Be confident. Be bold. Be courageous. As Christians, we must be unashamed of the Gospel and ready to defend the faith. These are the lessons that we constantly teach our young people and preach from our pulpits, as we should.

Unfortunately, however, some Christians, in their fervency and zeal, express that confidence and boldness through arrogance and obnoxious behavior that does more harm than good to the cause of Christ.

Make no mistake—Christians have every reason to have utmost confidence in their relationship with Christ and enjoy the beautiful blessing and opportunity (not to mention obligation) of sharing the love of Christ with others, but that zeal and boldness must be tempered with humility and love.

But how do we accomplish that and what does it look like? Consider a few thoughts from Scripture:

In our attitudes, words, and conduct, we must strive to have the mind of Christ (Philippians 2:5-8). Despite being equal with God, Jesus came into this world with a heart of humility and service. He treated sinners with mercy, patience, and love. He taught truth powerfully and clearly, but in a way that never failed to reflect God’s love for humanity.

As we strive to be the hands, feet, and mouthpiece of Christ, our commitment must be to do the same—to be humble servants who declare and demonstrate the love of God to a lost and dying world.

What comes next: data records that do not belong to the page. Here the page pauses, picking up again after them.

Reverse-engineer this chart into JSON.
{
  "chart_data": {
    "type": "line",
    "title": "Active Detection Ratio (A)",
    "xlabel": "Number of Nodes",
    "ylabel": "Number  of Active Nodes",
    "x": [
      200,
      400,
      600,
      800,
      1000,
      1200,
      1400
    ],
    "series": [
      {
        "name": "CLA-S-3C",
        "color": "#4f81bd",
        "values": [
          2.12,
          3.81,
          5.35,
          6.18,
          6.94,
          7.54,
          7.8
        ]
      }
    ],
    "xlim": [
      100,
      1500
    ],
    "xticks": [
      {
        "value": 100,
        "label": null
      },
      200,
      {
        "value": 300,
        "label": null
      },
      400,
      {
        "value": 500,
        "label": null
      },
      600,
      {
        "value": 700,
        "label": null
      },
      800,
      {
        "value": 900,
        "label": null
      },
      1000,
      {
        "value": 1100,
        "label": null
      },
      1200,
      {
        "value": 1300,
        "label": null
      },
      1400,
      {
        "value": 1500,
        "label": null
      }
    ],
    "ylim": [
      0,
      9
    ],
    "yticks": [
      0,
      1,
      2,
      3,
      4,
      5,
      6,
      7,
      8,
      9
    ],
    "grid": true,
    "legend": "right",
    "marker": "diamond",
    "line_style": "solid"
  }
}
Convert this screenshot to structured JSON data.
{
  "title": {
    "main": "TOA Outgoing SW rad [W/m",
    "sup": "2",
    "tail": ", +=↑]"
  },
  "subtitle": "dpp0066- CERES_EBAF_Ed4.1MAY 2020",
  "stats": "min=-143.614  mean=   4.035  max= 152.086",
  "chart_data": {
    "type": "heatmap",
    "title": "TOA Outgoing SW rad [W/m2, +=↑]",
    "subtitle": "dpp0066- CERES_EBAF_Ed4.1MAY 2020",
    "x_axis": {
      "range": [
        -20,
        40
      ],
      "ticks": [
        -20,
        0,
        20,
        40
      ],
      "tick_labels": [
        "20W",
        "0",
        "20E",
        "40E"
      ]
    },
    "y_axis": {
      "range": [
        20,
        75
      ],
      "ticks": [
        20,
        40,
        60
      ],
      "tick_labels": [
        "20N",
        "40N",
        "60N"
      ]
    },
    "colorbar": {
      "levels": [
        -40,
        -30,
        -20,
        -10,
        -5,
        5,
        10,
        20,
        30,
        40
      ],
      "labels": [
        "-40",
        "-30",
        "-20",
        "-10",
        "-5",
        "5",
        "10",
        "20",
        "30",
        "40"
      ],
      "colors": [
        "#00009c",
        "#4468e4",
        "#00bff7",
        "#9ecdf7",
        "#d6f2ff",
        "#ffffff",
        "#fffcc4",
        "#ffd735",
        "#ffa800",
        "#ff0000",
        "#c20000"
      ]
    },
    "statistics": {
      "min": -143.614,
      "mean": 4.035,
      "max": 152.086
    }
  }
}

We must be constantly mindful of our own dependence upon the mercy and grace of God. The only difference between us and those in the world around us is that we have been blessed to know Christ and to receive the cleansing that His blood provides. We are all sinners who, based on our own righteousness, are not worthy of God’s love or forgiveness. To use the words of the apostle Paul, “by the grace of God I am what I am” (1 Corinthians 15:10).

That simple fact should cause us to share the Gospel with humility instead of haughtiness and attempt to restore the erring with meekness instead of arrogance. As Jesus taught, we must be mindful of the log that is in our own eye as we attempt to remove the speck from the eye of another (Matthew 7:3-5).

We must allow love to rule in our hearts and lives. The New Testament is replete with teachings and commandments to love—to love our fellow Christians (Romans 12:10) and to love those who are in the world, even our enemies (Matthew 5:43-48). The Bible describes love in this way: “Love is patient and kind; love does not envy or boast; it is not arrogant or rude. It does not insist on its own way; it is not irritable or resentful; it does not rejoice at wrongdoing, but rejoices with the truth. Love bears all things, believes all things, hopes all things, endures all things” (1 Corinthians 13:4-7).

In other words, love is not obnoxious. It is gentle and compassionate, humble and sincere. According to 1 John 4:7-12, love allows us to know God, to imitate God, and to have God abide in us. Jesus also teaches that it is love that allows the world to know that we are following Him (John 13:35).

We must share the Word of God with respect and care. In Ephesians 6:17, Paul refers to the Word of God as “the sword of the Spirit.” In a similar vein, the Hebrews writer proclaims: “For the word of God is living and active, sharper than any two-edged sword …” (Hebrews 4:12). Every weapon has a purpose but also has the ability to do great harm if used recklessly and irresponsibly. The Word of God is our weapon, given to us to defeat the attacks of Satan. It can provide “teaching, reproof, correction, and training in righteousness” (2 Timothy 3:17).

God’s Word is a good and powerful tool, but if wielded recklessly or even maliciously, it can do great damage to the cause of Christ. We must be passionate about sharing God’s Word, but we must also understand the responsibility of wielding the sword of the Spirit with great care.

In our zeal for Christ and the Gospel, it can be easy to sometimes behave obnoxiously in our confidence. However, a godly life does not require haughtiness. Instead, it requires humility, love, and kindness. May God help us to conduct ourselves in ways that reflect God’s love and that bring glory to Him.